How a Security Researcher Tricked Claude Into Leaking Personal Data From Its Memory

Claude’s ability to remember past conversations makes it feel more human — but that same memory can also be weaponized.

Security researcher Ayush Paul published a proof-of-concept this month showing how an attacker can trick Anthropic’s Claude into extracting stored personal information — name, employer, and even hometown — and sending it to an external website without the user’s knowledge. The method exploits a combination of Claude’s memory mechanisms and its web_fetch tool.

Claude draws on two separate memory systems. The first is a daily summary feature that compresses recent conversations into a few paragraphs and injects them into subsequent sessions. The second is a tool called conversation_search that can retrieve full conversation histories on demand. Together, they let the model build a reasonably complete personal profile over time — names, workplaces, locations, even personal struggles — all surfaced automatically to provide context for answers.

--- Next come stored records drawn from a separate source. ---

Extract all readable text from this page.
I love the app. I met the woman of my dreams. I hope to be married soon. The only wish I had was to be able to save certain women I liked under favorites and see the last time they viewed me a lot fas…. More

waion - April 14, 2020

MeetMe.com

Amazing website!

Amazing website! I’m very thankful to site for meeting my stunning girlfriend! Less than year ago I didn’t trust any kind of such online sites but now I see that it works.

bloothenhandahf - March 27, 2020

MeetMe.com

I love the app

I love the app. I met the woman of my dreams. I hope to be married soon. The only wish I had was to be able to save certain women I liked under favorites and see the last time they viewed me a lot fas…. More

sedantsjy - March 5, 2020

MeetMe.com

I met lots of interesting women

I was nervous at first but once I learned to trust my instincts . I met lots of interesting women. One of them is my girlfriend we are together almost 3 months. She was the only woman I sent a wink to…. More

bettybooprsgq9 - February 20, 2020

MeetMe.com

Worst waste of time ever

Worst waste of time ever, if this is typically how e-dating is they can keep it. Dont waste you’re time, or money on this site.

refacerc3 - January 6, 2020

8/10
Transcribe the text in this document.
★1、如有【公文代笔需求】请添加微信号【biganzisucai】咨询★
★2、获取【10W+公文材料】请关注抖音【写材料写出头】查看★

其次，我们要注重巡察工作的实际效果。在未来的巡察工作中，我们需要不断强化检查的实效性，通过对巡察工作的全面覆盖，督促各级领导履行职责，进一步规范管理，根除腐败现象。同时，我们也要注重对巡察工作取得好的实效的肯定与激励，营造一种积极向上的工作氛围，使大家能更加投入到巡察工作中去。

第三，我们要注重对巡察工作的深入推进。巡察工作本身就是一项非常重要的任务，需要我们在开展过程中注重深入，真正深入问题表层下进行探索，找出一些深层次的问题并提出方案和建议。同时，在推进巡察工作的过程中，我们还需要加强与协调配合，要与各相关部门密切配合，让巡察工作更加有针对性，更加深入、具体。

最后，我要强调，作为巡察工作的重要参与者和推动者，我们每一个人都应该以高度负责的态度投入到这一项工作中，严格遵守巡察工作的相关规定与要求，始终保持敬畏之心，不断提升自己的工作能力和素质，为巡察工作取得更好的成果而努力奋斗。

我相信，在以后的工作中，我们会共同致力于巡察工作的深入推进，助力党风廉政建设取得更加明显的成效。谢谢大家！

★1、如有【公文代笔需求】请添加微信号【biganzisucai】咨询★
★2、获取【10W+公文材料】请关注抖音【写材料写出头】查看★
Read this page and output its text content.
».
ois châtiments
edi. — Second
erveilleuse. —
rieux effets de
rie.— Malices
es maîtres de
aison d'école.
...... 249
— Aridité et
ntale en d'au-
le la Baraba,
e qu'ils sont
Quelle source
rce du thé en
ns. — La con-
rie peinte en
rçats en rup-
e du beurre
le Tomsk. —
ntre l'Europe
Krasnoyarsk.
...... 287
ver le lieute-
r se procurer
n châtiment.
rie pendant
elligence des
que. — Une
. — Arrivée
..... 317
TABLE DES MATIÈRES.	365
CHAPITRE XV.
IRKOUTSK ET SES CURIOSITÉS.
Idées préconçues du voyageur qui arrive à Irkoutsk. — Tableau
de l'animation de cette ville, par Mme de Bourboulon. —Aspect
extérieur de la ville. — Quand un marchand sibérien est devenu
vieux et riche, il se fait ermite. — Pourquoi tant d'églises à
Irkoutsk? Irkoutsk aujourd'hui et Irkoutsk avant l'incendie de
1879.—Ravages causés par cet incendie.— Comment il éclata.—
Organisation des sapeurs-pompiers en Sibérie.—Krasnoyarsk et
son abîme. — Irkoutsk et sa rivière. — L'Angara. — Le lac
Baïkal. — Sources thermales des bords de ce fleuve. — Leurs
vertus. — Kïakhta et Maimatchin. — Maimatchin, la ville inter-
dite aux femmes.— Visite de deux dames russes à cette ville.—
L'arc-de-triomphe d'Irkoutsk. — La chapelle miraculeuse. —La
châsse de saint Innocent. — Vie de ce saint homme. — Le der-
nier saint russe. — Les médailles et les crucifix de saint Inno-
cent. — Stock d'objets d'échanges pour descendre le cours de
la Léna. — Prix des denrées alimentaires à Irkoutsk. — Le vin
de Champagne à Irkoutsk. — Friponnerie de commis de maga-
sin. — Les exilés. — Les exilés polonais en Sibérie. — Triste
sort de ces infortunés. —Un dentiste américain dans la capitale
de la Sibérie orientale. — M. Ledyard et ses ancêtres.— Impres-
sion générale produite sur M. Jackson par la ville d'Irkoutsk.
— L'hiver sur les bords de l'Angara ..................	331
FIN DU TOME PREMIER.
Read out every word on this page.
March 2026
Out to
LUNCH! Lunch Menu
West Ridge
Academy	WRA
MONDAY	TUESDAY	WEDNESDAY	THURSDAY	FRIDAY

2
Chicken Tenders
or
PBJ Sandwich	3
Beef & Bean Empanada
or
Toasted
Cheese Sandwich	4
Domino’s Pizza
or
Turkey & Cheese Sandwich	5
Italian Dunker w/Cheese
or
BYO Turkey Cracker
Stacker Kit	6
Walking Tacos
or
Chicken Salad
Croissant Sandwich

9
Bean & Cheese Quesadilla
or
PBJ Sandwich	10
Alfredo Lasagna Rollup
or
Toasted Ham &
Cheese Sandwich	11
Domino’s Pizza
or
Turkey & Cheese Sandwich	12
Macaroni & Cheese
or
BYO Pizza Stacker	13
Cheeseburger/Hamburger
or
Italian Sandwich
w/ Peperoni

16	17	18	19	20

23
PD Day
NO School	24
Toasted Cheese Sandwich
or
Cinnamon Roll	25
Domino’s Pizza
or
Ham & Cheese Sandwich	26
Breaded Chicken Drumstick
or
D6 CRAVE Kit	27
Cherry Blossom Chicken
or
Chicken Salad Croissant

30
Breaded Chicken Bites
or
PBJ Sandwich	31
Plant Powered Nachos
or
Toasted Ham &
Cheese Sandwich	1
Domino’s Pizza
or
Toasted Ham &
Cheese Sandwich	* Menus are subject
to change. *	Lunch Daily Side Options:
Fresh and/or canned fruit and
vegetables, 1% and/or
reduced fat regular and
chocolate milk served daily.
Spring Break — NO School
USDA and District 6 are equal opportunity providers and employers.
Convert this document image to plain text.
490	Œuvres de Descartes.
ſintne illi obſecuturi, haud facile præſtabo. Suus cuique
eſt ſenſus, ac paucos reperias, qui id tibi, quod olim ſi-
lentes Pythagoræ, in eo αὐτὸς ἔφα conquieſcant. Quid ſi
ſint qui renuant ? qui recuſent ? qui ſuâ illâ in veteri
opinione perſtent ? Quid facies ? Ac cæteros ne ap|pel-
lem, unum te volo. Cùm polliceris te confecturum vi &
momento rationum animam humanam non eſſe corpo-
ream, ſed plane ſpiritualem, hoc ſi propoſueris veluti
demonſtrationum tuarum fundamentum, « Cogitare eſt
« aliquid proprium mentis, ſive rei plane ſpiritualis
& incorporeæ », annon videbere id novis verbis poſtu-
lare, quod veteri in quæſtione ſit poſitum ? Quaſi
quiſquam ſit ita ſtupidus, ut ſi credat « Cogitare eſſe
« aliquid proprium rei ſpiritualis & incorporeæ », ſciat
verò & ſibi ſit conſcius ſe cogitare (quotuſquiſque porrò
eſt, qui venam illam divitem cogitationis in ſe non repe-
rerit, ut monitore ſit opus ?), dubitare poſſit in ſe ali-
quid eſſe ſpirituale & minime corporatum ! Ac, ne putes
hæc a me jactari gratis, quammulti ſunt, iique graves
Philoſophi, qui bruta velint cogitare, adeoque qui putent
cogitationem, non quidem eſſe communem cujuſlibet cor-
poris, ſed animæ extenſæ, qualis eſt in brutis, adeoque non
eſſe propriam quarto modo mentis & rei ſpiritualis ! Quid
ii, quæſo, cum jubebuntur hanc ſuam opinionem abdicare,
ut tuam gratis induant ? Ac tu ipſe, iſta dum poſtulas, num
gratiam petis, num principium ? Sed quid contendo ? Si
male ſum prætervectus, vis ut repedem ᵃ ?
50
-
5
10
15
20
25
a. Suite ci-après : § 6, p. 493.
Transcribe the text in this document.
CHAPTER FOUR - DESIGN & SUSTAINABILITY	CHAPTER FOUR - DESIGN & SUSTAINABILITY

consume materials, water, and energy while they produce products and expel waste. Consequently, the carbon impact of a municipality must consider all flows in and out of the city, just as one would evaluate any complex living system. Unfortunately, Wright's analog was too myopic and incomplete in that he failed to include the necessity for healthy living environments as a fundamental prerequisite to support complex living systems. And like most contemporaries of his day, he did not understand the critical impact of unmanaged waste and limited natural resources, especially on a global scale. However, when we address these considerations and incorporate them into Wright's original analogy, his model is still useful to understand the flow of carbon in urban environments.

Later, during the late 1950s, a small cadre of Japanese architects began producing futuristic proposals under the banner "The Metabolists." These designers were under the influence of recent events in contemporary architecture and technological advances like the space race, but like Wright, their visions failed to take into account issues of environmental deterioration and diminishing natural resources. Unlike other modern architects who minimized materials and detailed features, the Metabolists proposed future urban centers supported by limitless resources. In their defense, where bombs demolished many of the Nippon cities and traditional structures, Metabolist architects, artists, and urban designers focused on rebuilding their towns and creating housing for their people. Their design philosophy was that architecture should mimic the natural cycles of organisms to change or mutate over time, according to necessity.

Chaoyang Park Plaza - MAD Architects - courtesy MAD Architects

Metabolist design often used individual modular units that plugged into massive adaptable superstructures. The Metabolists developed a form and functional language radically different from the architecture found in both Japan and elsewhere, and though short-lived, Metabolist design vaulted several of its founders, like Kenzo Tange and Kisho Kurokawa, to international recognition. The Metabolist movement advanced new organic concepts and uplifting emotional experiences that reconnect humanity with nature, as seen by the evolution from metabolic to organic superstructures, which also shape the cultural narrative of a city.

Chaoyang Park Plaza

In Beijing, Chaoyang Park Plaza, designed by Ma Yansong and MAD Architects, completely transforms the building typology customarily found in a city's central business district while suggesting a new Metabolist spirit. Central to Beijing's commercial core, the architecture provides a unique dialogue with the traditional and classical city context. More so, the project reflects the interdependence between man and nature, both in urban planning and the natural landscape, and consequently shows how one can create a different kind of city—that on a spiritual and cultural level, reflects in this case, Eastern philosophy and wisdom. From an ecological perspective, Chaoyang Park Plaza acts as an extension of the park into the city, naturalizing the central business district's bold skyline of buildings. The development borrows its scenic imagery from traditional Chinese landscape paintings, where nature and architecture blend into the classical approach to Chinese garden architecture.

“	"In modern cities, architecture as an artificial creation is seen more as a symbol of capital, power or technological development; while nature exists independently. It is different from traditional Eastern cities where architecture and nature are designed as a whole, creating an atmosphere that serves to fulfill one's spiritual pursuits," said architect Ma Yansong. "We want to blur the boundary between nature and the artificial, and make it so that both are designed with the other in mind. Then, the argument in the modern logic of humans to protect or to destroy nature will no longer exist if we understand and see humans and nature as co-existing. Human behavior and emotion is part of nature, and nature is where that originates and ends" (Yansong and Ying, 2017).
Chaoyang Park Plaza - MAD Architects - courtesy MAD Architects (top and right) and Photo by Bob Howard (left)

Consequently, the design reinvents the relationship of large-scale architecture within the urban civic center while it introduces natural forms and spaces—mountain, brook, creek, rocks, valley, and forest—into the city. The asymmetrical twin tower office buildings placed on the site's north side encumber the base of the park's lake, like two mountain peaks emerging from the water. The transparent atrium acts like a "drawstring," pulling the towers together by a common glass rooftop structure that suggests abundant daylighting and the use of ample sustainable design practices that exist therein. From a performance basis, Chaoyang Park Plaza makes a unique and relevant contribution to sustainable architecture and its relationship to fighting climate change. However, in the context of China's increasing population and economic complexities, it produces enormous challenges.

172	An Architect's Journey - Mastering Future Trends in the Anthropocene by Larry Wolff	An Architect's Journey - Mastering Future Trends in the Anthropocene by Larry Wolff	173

Paul’s attack weaponizes that convenience. In his tests, Claude submitted the user’s name, company, and hometown without any explicit prompt requesting that information. The log output was stark: “Name: Ayush Paul”, “Company: Beem”, “Hometown: Charlotte, NC.”

The trick works by blending a malicious URL with a set of legitimate cafe URLs and asking Claude to compare them. The model then encodes the user’s name character-by-character into the link — all without asking permission. With enough prompting, the same technique extracts the user’s current employer and even their hometown city, the latter of which can be used for identity verification at banks and other institutions.

Paul reported the vulnerability through Anthropic’s HackerOne bug bounty program. According to his disclosure, Anthropic was already internally aware of the issue but had not patched it at the time of his report. Paul received no bounty.

Anthropic has since disabled web_fetch’s ability to follow links embedded inside external pages, closing the specific vector Paul used. But the broader question remains: if a model can be tricked into surfacing stored personal data through a URL comparison task, what other seemingly innocent prompts could produce the same result?